POUR participe à l’élaboration collective d’un monde meilleur
La crise sanitaire que nous devons tous affronter par la grâce du coronavirus nous pousse à réfléchir à quelle devra être, demain, l’organisation de nos sociétés pour ne pas poursuivre comme des moutons l’actuelle logique suicidaire. Dans cette perspective, POUR souhaite publier textes et vidéos qui illustrent quelles seront les leçons que nous devrons retenir collectivement pour que « le jour d’après » ne ressemble pas aux « jours d’avant ». Veuillez trouver ici ce que Paul Hermant, actif dans le collectif des Actrices et acteurs des temps présents1, a retenu des trois jours d’un week-end pascal pas comme les autres. A.A. |
Il faudrait faire le compte précis, à l’occasion de ce confinement, de ce qui a été perdu, de ce qui a été gagné, de ce dont nous nous sommes débarrassés et de ce qui est revenu. Bruno Latour proposait plus ou moins cela il y a quelques jours, mais cette formulation me paraît embrasser plus large encore. Les morts dont je parlais dans l’épisode précédent, nous les avons perdus par exemple. Les vieux aussi sont perdus de vue, et si pas de vue, et si pas de voix, au moins de toucher. Perdu aussi le droit de nous déplacer où nous voulons (par exemple pour aller voir les vieux, au moins les toucher). Et de garder pour nous les endroits où nous pouvons et pourrons nous déplacer, le téléphone ou bien le drone sont des mouchards de grande expertise. Toutes ces données que nous avions pourtant données, par désinvolture ou insouciance, à tellement de sites ou de plateformes, elles nous pistent au cœur de choses que nous n’aurions jamais cru avoir à révéler. Nous avons perdu les libertés publiques sans avoir le sentiment de pouvoir conserver les libertés privées. Nous avons perdu aussi pas mal de capacité à nourrir tout le monde plus ou moins mal. Les invendus des grandes surfaces, par exemple, nous les avons perdus. Les bénévoles qui s’occupaient de la distribution des invendus des grandes surfaces, nous les avons perdus aussi. Nous avons perdu la confiance qui nous restait dans la forme de gouvernement de la chose publique que nous connaissons, et ce n’est pas tant la question des masques, des tests, de toutes ces sortes d’impérities, ce n’est pas tant les rodomontades, les morgues, les certitudes, ce n’est pas tant les dénis, les négligences, les aboulies, ce n’est même pas la prétention à encore se croire indispensable et crédible, ce n’est pas tant cela que l’immense vide d’avenir auquel elle mène.

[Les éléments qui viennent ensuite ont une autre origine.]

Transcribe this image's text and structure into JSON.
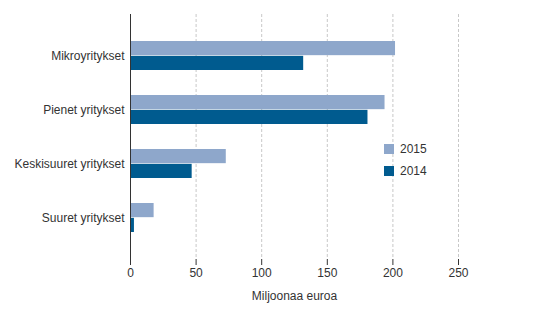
{
  "chart_data": {
    "type": "bar",
    "orientation": "horizontal",
    "categories": [
      "Mikroyritykset",
      "Pienet yritykset",
      "Keskisuuret yritykset",
      "Suuret yritykset"
    ],
    "series": [
      {
        "name": "2015",
        "color": "#8ea7cb",
        "values": [
          202,
          194,
          73,
          18
        ]
      },
      {
        "name": "2014",
        "color": "#005b8f",
        "values": [
          132,
          181,
          47,
          3
        ]
      }
    ],
    "x_label": "Miljoonaa euroa",
    "xlim": [
      0,
      250
    ],
    "xticks": [
      0,
      50,
      100,
      150,
      200,
      250
    ],
    "grid": true,
    "legend": "right"
  }
}
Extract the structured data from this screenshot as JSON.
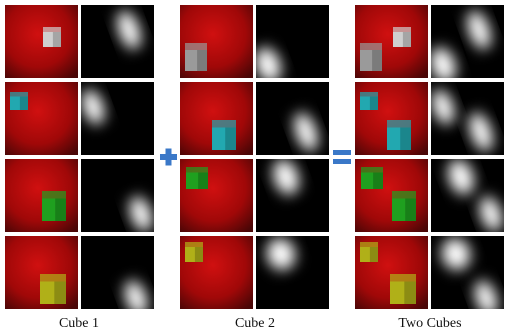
{
  "captions": [
    "Cube 1",
    "Cube 2",
    "Two Cubes"
  ]
}
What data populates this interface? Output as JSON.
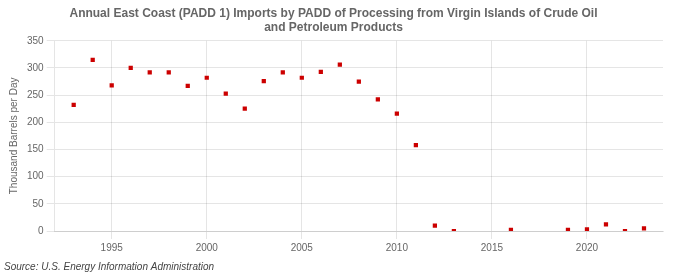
{
  "chart_data": {
    "type": "scatter",
    "title": "Annual East Coast (PADD 1) Imports by PADD of Processing from Virgin Islands of Crude Oil\nand Petroleum Products",
    "ylabel": "Thousand Barrels per Day",
    "annotation": "Source: U.S. Energy Information Administration",
    "x": [
      1993,
      1994,
      1995,
      1996,
      1997,
      1998,
      1999,
      2000,
      2001,
      2002,
      2003,
      2004,
      2005,
      2006,
      2007,
      2008,
      2009,
      2010,
      2011,
      2012,
      2013,
      2016,
      2019,
      2020,
      2021,
      2022,
      2023
    ],
    "values": [
      232,
      315,
      268,
      300,
      292,
      292,
      267,
      282,
      253,
      225,
      276,
      292,
      282,
      293,
      306,
      275,
      242,
      216,
      158,
      10,
      0,
      2,
      2,
      3,
      12,
      0,
      5
    ],
    "color": "#cc0000",
    "marker": "square",
    "xlim": [
      1992,
      2024
    ],
    "xticks": [
      1995,
      2000,
      2005,
      2010,
      2015,
      2020
    ],
    "ylim": [
      0,
      350
    ],
    "yticks": [
      0,
      50,
      100,
      150,
      200,
      250,
      300,
      350
    ],
    "grid": true
  }
}
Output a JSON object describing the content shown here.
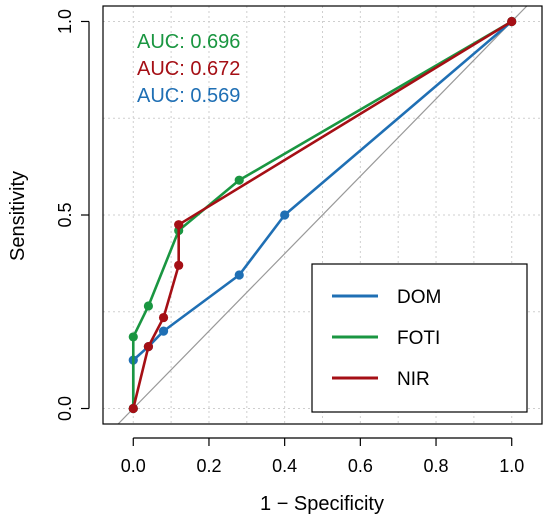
{
  "chart_data": {
    "type": "line",
    "title": "",
    "xlabel": "1 − Specificity",
    "ylabel": "Sensitivity",
    "xlim": [
      -0.08,
      1.08
    ],
    "ylim": [
      -0.04,
      1.04
    ],
    "x_ticks": [
      0.0,
      0.2,
      0.4,
      0.6,
      0.8,
      1.0
    ],
    "x_tick_labels": [
      "0.0",
      "0.2",
      "0.4",
      "0.6",
      "0.8",
      "1.0"
    ],
    "y_ticks": [
      0.0,
      0.5,
      1.0
    ],
    "y_tick_labels": [
      "0.0",
      "0.5",
      "1.0"
    ],
    "grid": true,
    "diagonal_reference": true,
    "legend_position": "bottom-right",
    "annotations": [
      {
        "text": "AUC: 0.696",
        "color": "#1a9641"
      },
      {
        "text": "AUC: 0.672",
        "color": "#a50f15"
      },
      {
        "text": "AUC: 0.569",
        "color": "#1f6fb4"
      }
    ],
    "series": [
      {
        "name": "DOM",
        "color": "#1f6fb4",
        "x": [
          0.0,
          0.0,
          0.04,
          0.08,
          0.28,
          0.4,
          1.0
        ],
        "y": [
          0.0,
          0.125,
          0.16,
          0.2,
          0.345,
          0.5,
          1.0
        ]
      },
      {
        "name": "FOTI",
        "color": "#1a9641",
        "x": [
          0.0,
          0.0,
          0.04,
          0.12,
          0.28,
          1.0
        ],
        "y": [
          0.0,
          0.185,
          0.265,
          0.46,
          0.59,
          1.0
        ]
      },
      {
        "name": "NIR",
        "color": "#a50f15",
        "x": [
          0.0,
          0.04,
          0.08,
          0.12,
          0.12,
          1.0
        ],
        "y": [
          0.0,
          0.16,
          0.235,
          0.37,
          0.475,
          1.0
        ]
      }
    ]
  }
}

Et gagner, qu’avons-nous gagné si nous avons gagné quelque chose ? Nous avons gagné d’avoir vu la machine, le Système-Monde, s’enrayer puis s’enliser en quelques jours, que dis-je, en quelques heures seulement, comprenant subitement que tout ça n’était que flux tendu et zéro stock. Révisions déchirantes d’une religion tout en carton. Il y a un bel article là-dessus dans Lundi Matin. Mais plus encore, nous avons gagné cela que la vie (sa primauté) l’a emporté momentanément sur l’économie (sa préséance). Que cette victoire soit rendue effectivement éphémère est le vœu le plus cher du Medef ou de la FEB : les patrons français envisagent d’ores et déjà un catalogue d’heures de travail de rattrapage, il faudra bien pallier le manque. Nous avons pourtant gagné en considération pour les petits métiers mal payés et comptés pour rien. Que ce gain-là s’oppose radicalement aux considérations patronales, il faudra s’en porter forts. Cette apparition soudaine des soutiers et des sans-grades est un levier puissant, ce n’est pas une affaire monnayable.